Someone without a sharp eye would still draw a transitional city by showing buildings of various eras, but they wouldn't think of things like the wiring--the cluttered, irregular, almost tangled wires that were put up at different times for different reasons, often by amateurs. THAT comes from seeing as well as understanding.
Thank you for doing both, and for being a great artist with what you see; you've really made my year.
That's a huge focus of mine as of late; to focus on story and context. Like, even if my art isn't as pretty or visually splendorous as compared to other artists, I'm okay with that for the most part. I'd like to be able to paint and draw like a crazy mofo, but right now, it's not my focus. I believe in substance over style. Style isn't everything, sometimes style IS the substance, but it always has to have context.
lol, thanks for the compliment. I dunno if I've made your year, cuz there's still quite a bit of year left, but I'm glad I've made your day. (the day when you posted that comment haha)
Then shall we just agree to say you've made my last 365.24 days? (I'm not gonna hunt down the exact breakdown of leap-year variations, so there.)
As for "pretty or visually splendorous," I wouldn't have said your art was lacking in those directions either, but as for pure My Little Pony prettiness I'd say leave that sorta nonsense to the amateurs and keep growing as an artist in the direction that you were born to. Anyone can make a flying island rocky & green, or a badly-drawn sword glow in all sortsa pretty colors. But real artists are something else, and too rare to waste.

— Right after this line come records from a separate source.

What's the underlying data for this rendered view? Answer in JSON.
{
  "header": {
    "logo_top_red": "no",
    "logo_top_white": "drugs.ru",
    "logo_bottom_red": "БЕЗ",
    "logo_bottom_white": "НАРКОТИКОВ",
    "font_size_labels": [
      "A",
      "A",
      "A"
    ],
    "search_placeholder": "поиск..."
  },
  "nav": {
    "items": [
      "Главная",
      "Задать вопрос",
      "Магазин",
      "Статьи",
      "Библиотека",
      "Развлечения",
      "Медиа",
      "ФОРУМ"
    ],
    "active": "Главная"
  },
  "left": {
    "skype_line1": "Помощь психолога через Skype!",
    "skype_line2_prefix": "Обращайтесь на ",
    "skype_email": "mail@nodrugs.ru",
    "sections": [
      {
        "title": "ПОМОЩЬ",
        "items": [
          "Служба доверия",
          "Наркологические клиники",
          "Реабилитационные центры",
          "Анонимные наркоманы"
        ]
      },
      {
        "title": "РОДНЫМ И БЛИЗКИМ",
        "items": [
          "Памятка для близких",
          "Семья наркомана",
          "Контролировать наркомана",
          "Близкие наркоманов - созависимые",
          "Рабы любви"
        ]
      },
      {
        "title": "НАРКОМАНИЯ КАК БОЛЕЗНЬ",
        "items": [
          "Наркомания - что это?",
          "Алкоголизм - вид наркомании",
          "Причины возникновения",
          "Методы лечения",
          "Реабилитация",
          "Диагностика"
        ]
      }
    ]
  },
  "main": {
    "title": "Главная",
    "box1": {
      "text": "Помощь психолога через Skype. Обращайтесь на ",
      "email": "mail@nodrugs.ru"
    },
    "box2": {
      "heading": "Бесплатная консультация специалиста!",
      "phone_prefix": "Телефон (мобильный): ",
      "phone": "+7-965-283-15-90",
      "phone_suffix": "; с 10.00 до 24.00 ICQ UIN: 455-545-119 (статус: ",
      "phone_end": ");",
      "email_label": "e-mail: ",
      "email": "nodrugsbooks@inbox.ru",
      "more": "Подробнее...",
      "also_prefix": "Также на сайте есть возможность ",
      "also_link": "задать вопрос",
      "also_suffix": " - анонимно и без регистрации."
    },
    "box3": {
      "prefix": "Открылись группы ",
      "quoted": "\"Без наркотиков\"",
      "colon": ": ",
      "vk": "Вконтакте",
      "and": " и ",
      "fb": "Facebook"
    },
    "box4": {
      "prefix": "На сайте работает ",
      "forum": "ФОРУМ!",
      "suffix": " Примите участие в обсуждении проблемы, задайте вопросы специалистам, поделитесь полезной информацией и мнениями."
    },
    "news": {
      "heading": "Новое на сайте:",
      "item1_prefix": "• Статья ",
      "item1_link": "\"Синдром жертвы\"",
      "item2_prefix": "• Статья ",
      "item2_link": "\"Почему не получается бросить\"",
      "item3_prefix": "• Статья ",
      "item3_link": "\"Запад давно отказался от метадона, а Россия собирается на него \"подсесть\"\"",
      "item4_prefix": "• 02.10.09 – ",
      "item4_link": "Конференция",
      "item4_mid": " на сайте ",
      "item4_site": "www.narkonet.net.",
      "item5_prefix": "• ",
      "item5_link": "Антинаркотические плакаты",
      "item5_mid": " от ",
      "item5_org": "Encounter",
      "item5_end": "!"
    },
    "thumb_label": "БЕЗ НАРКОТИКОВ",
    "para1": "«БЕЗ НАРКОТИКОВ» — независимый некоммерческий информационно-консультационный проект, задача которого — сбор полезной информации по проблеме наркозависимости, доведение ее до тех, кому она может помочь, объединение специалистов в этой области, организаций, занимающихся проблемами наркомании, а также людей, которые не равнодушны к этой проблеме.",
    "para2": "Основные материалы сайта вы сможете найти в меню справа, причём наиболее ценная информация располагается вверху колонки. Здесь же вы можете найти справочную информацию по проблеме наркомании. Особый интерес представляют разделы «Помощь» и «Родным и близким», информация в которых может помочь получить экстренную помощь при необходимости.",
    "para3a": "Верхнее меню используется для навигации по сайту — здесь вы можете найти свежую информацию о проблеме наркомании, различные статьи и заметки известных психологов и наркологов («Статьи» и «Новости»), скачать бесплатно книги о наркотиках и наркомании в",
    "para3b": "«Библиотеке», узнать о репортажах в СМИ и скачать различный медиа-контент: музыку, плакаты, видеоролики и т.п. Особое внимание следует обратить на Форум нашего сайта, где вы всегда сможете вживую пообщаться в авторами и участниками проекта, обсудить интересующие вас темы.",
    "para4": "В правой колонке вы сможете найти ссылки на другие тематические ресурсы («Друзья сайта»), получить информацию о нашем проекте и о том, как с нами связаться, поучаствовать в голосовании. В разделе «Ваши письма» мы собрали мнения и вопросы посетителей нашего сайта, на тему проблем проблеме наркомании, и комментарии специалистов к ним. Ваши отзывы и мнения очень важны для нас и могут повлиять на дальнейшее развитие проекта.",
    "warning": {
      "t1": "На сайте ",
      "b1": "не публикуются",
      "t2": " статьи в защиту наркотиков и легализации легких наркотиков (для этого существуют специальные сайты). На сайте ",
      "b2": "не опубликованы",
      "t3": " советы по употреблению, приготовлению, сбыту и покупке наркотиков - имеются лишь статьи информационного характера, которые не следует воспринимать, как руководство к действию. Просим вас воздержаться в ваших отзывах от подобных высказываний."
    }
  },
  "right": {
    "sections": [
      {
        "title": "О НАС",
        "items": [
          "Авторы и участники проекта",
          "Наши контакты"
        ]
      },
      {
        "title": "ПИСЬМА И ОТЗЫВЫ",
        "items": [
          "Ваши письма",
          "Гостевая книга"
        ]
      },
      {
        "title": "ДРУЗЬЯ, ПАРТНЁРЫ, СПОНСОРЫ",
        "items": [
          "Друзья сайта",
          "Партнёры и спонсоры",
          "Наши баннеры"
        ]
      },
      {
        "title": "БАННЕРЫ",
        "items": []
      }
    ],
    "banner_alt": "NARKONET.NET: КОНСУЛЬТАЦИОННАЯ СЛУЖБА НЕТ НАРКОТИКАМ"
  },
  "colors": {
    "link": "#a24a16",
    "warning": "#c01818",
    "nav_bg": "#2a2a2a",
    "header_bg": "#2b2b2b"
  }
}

Stick to your guns--or, y'know, pen and pixel--and do what nobody but you could do. I ain't the first person to notice how good you are, and I sure as hell won't be the last.
However, if it's also got a pink castle for My Little Pony and her best friend Barbie, I would kinda hope you meant it ironically.
Flying islands are fun. Sure, they're not a deeply original idea, but then neither are mountains, cities, spaceships, diners, superheroes, police stations, or dragons. It's all in how you draw 'em.
As for the work/home thing, that's unfortunately a serious side effect of working in a field you love. It happens to writers, programmers, musicians, and probably every other creative types. I know plenty of database programmers who can no longer find the energy to program games at home; session or concert musicians who find it hard to compose any more; technical writers who rarely get around to their own novels or poems these days, and so on.
Most people I know say it's still worth holding a job in your favorite field, even if it leaves you dryer on your own time; it expands your skills and reputation AND pays the rent. But the point you know it's time to quit is when you get seriously blocked and burned out at work, over and over, which means your creative side is fighting back. Some people then change fields entirely; others find it's enough to sidestep from, say, programming to Help Desk, or from writing to teaching writing.